DJIBOUTI, (Reuters) – Somalia’s president has chosen Omar Abdirashid Ali Sharmarke, the U.S.-based son of a murdered former leader, to be prime minister in a unity government intended to end civil conflict, official sources said on Friday.
Showing the task awaiting Sharmarke and newly-elected President Sheikh Sharif Ahmed, an al Qaeda leader urged jihad against the Western-backed, moderate Islamic government.
“Aim your arrows towards them … direct your battles against them and intensify your campaign,” Abu Yahya al-Libi said in a video released on Islamist web sites on Friday.

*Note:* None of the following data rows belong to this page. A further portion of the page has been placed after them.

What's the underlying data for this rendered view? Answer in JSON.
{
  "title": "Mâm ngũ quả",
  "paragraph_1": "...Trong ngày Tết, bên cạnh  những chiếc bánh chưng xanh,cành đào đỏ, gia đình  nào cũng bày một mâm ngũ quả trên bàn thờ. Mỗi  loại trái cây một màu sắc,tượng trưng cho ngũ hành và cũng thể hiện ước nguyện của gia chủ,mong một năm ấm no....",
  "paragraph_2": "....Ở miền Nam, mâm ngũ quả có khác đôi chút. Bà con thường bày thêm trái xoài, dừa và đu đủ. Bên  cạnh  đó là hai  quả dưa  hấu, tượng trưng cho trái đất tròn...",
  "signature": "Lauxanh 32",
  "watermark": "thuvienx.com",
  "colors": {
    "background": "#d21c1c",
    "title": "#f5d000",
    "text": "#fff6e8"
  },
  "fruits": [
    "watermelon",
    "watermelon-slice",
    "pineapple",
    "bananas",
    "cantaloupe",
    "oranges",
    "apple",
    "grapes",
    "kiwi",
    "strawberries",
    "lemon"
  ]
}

Sharmarke’s nomination — designed to shore up both diaspora and national support for the administration that is the 15th attempt to set up government in Somalia since 1991 — drew wide approval among many Somalis but condemnation by local rebels.
“An unlawful camel never gives birth to lawful ones,” said Sheikh Hassan Yucqub, a spokesman for the al Shabaab insurgent group which is fighting against Ahmed’s government.

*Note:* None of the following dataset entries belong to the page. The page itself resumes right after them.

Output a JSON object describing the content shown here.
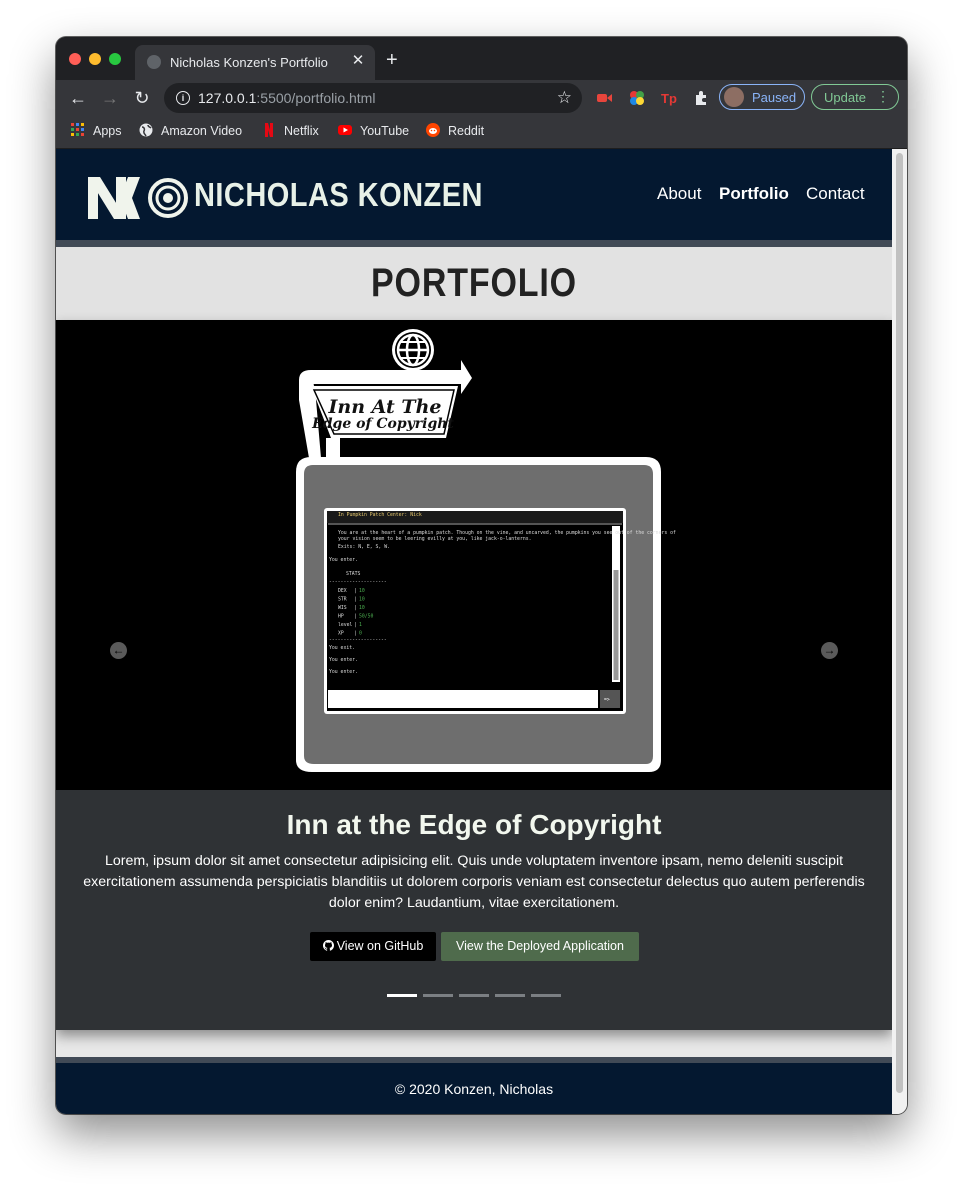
{
  "browser": {
    "tab_title": "Nicholas Konzen's Portfolio",
    "url_host": "127.0.0.1",
    "url_path": ":5500/portfolio.html",
    "profile_label": "Paused",
    "update_label": "Update",
    "bookmarks": [
      "Apps",
      "Amazon Video",
      "Netflix",
      "YouTube",
      "Reddit"
    ]
  },
  "header": {
    "brand": "NICHOLAS KONZEN",
    "nav": [
      "About",
      "Portfolio",
      "Contact"
    ]
  },
  "page_title": "PORTFOLIO",
  "slide": {
    "sign_line1": "Inn At The",
    "sign_line2": "Edge of Copyright",
    "title": "Inn at the Edge of Copyright",
    "description": "Lorem, ipsum dolor sit amet consectetur adipisicing elit. Quis unde voluptatem inventore ipsam, nemo deleniti suscipit exercitationem assumenda perspiciatis blanditiis ut dolorem corporis veniam est consectetur delectus quo autem perferendis dolor enim? Laudantium, vitae exercitationem.",
    "github_button": "View on GitHub",
    "deploy_button": "View the Deployed Application",
    "slide_count": 5,
    "active_slide": 1,
    "screen_header": "In Pumpkin Patch Center: Nick",
    "screen_desc": "You are at the heart of a pumpkin patch. Though on the vine, and uncarved, the pumpkins you see out of the corners of your vision seem to be leering evilly at you, like jack-o-lanterns.",
    "screen_exits": "Exits: N, E, S, W.",
    "screen_enter": "You enter.",
    "screen_stats": "STATS",
    "screen_rule": "--------------------",
    "stats": [
      {
        "name": "DEX",
        "value": "10"
      },
      {
        "name": "STR",
        "value": "10"
      },
      {
        "name": "WIS",
        "value": "10"
      },
      {
        "name": "HP",
        "value": "50/50"
      },
      {
        "name": "level",
        "value": "1"
      },
      {
        "name": "XP",
        "value": "0"
      }
    ],
    "screen_exit": "You exit.",
    "screen_enter2": "You enter.",
    "screen_enter3": "You enter.",
    "screen_submit": "=>"
  },
  "footer": {
    "text": "© 2020 Konzen, Nicholas"
  }
}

Ahmed’s choice of Sharmarke, 49, was to be formally announced later on Friday in Djibouti, where Somali politicians are meeting, senior government sources told Reuters. “The president has signed the nomination paper and met with the prime minister designate,” an aide to Ahmed said.
Ratification by parliament is expected to be a formality given Ahmed’s wide backing in the legislature.
Sharmarke, who has held various U.N. posts and was educated in the United States, is the son of Abdirashid Ali Sharmarke, an elected president shot dead in 1969 during a military coup. Though his family base is Virginia in the United States, he has both Canadian and Somali citizenship, his aides said.
By choosing a diaspora figure, Ahmed will hope to win backing and involvement in his government from the several million Somalis abroad, many in Europe and the United States. “More than the diaspora aspect though, Sharmarke is a figurehead who can bridge the gap between the Islamists in government and the international community, given his ties to the U.N. and profile abroad,” one Somali analyst said.
Sharmarke is a member of Somalia’s Darod ethnic group, whereas Ahmed, a former geography teacher and moderate Islamist who led a sharia courts movement in 2006, is Hawiye. Somalia’s government is meant to share key positions among major clans.
“I believe he will change a lot on the ground,” said Ali Abdi Aware, an unsuccessful presidential candidate. “He is a simple man who listens to different ideas. He can keep unity.”
The major challenge for both president and prime minister will be to face the threat of armed Islamist insurgents led by al Shabaab, which is on Washington’s terrorism list.
It says Ahmed’s government is an illegitimate “puppet” administration put together by foreign powers. Although Ahmed is a moderate Islamist who used to lead a sharia courts movement in Somalia, al Shabaab denounces him as anti-Islamic. “Number one priority will be bringing peace and security to the capital as well as completing the transitional tasks like finishing a draft of the constitution and holding a public election,” said Abdirahman Osman, assistant to the outgoing prime minister.
Around Somalia, much reaction was cautiously positive.
“We welcome him,” said Sheikh Abdiqadir Ali, a clan elder in the northern port of Bosasso, in northern Puntland province where Sharmarke comes from. “He was not involved in Somali politics and we are sure he will bring peace.”
Sheikh Abdirahim Isse Adow, spokesman for the moderate Islamic Courts movement, said the new prime minister was an “honest” man who should bring “positive changes.” “We hope President Sharif and his new prime minister will not argue like the former government leaders. May Allah make them leaders liked by all,” he added.
Some Somalis remembered Sharmarke’s father with affection. “We hope the new prime minister will be patriotic and will make Somalia peaceful. He is the son of our beloved late President Sharmakre who was just killed because of being honest,” said Botan Hashi, a clan elder in Gurael town. “Welcome – like father, like son.”